Le Parlement retrouve son rôle central

Au-delà des réponses ministérielles, cette séance marque un retour en force de l’Assemblée nationale comme espace de débat public. En offrant une tribune aux représentants du peuple sur des enjeux aussi variés que la sécurité alimentaire, l’industrialisation, l’éducation ou la gouvernance, le Parlement réaffirme son rôle de contre-pouvoir. Le président de l’Assemblée nationale, Michel Régis Onanga Ndiaye, a d’ailleurs souligné l’importance du prochain Congrès du Parlement, un rendez-vous politique majeur pour évaluer l’avancement des réformes engagées depuis la Transition.

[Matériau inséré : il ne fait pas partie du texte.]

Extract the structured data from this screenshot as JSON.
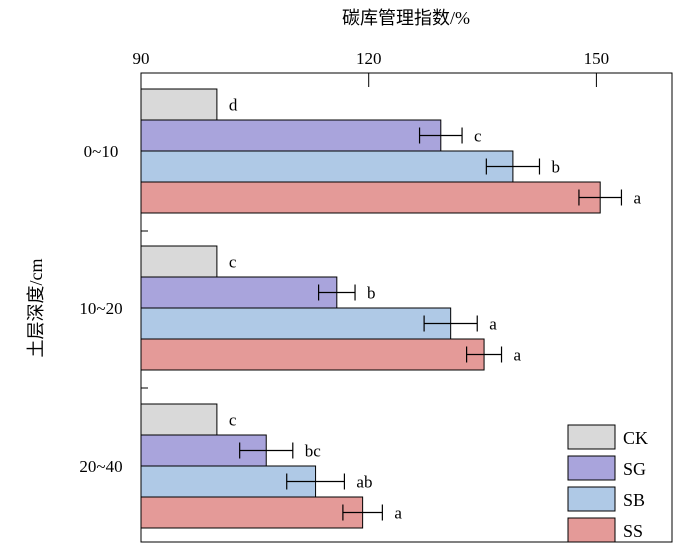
{
  "chart_data": {
    "type": "bar",
    "orientation": "horizontal",
    "xlabel": "碳库管理指数/%",
    "ylabel": "土层深度/cm",
    "xlim": [
      90,
      160
    ],
    "xticks": [
      "90",
      "120",
      "150"
    ],
    "xtick_values": [
      90,
      120,
      150
    ],
    "categories": [
      "0~10",
      "10~20",
      "20~40"
    ],
    "series": [
      {
        "name": "CK",
        "color": "#d9d9d9",
        "values": [
          100,
          100,
          100
        ],
        "errors": [
          0,
          0,
          0
        ],
        "labels": [
          "d",
          "c",
          "c"
        ]
      },
      {
        "name": "SG",
        "color": "#a9a4dc",
        "values": [
          129.5,
          115.8,
          106.5
        ],
        "errors": [
          2.8,
          2.4,
          3.5
        ],
        "labels": [
          "c",
          "b",
          "bc"
        ]
      },
      {
        "name": "SB",
        "color": "#afc9e6",
        "values": [
          139,
          130.8,
          113
        ],
        "errors": [
          3.5,
          3.5,
          3.8
        ],
        "labels": [
          "b",
          "a",
          "ab"
        ]
      },
      {
        "name": "SS",
        "color": "#e49a98",
        "values": [
          150.5,
          135.2,
          119.2
        ],
        "errors": [
          2.8,
          2.3,
          2.6
        ],
        "labels": [
          "a",
          "a",
          "a"
        ]
      }
    ],
    "legend_position": "bottom-right",
    "grid": false
  }
}
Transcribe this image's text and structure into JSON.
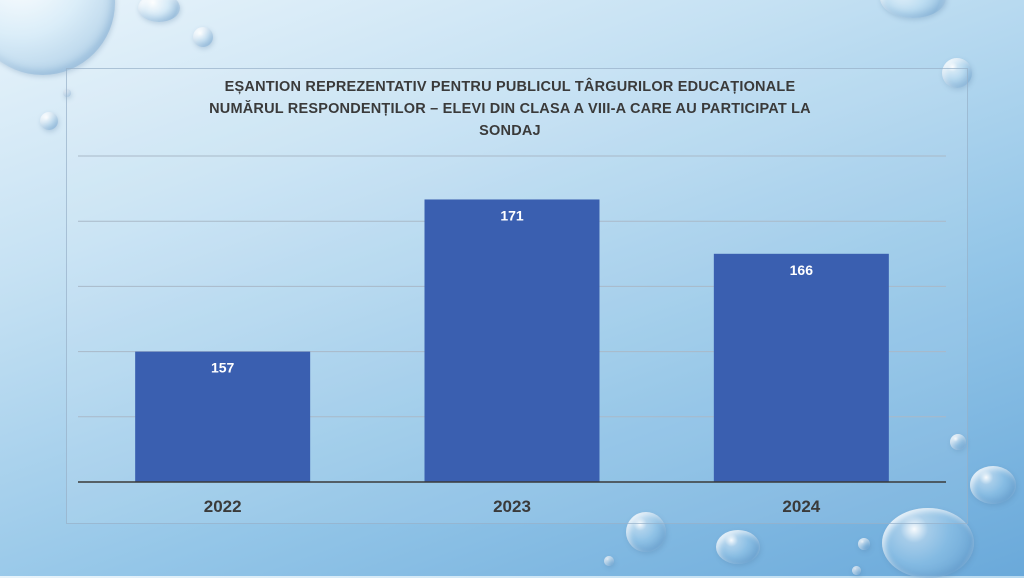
{
  "chart_data": {
    "type": "bar",
    "title_lines": [
      "EȘANTION REPREZENTATIV PENTRU PUBLICUL TÂRGURILOR EDUCAȚIONALE",
      "NUMĂRUL RESPONDENȚILOR – ELEVI DIN CLASA A VIII-A CARE AU PARTICIPAT LA",
      "SONDAJ"
    ],
    "categories": [
      "2022",
      "2023",
      "2024"
    ],
    "values": [
      157,
      171,
      166
    ],
    "ylim": [
      145,
      175
    ],
    "gridlines": [
      145,
      151,
      157,
      163,
      169,
      175
    ],
    "grid": true,
    "legend": "none",
    "bar_color": "#3a5fb0",
    "label_color": "#ffffff"
  }
}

Cette première séance de questions orales de la 14e législature s’impose comme un indicateur clé. Elle révèle un pays en pleine mutation, mais confronté à des attentes sociales toujours plus pressantes. Entre souveraineté économique, modernisation de l’État et amélioration des conditions de vie, le gouvernement est désormais jugé sur sa capacité à concrétiser ses promesses. C’est sur ce terrain que se jouera, dans les prochains mois, la crédibilité de l’action publique gabonaise.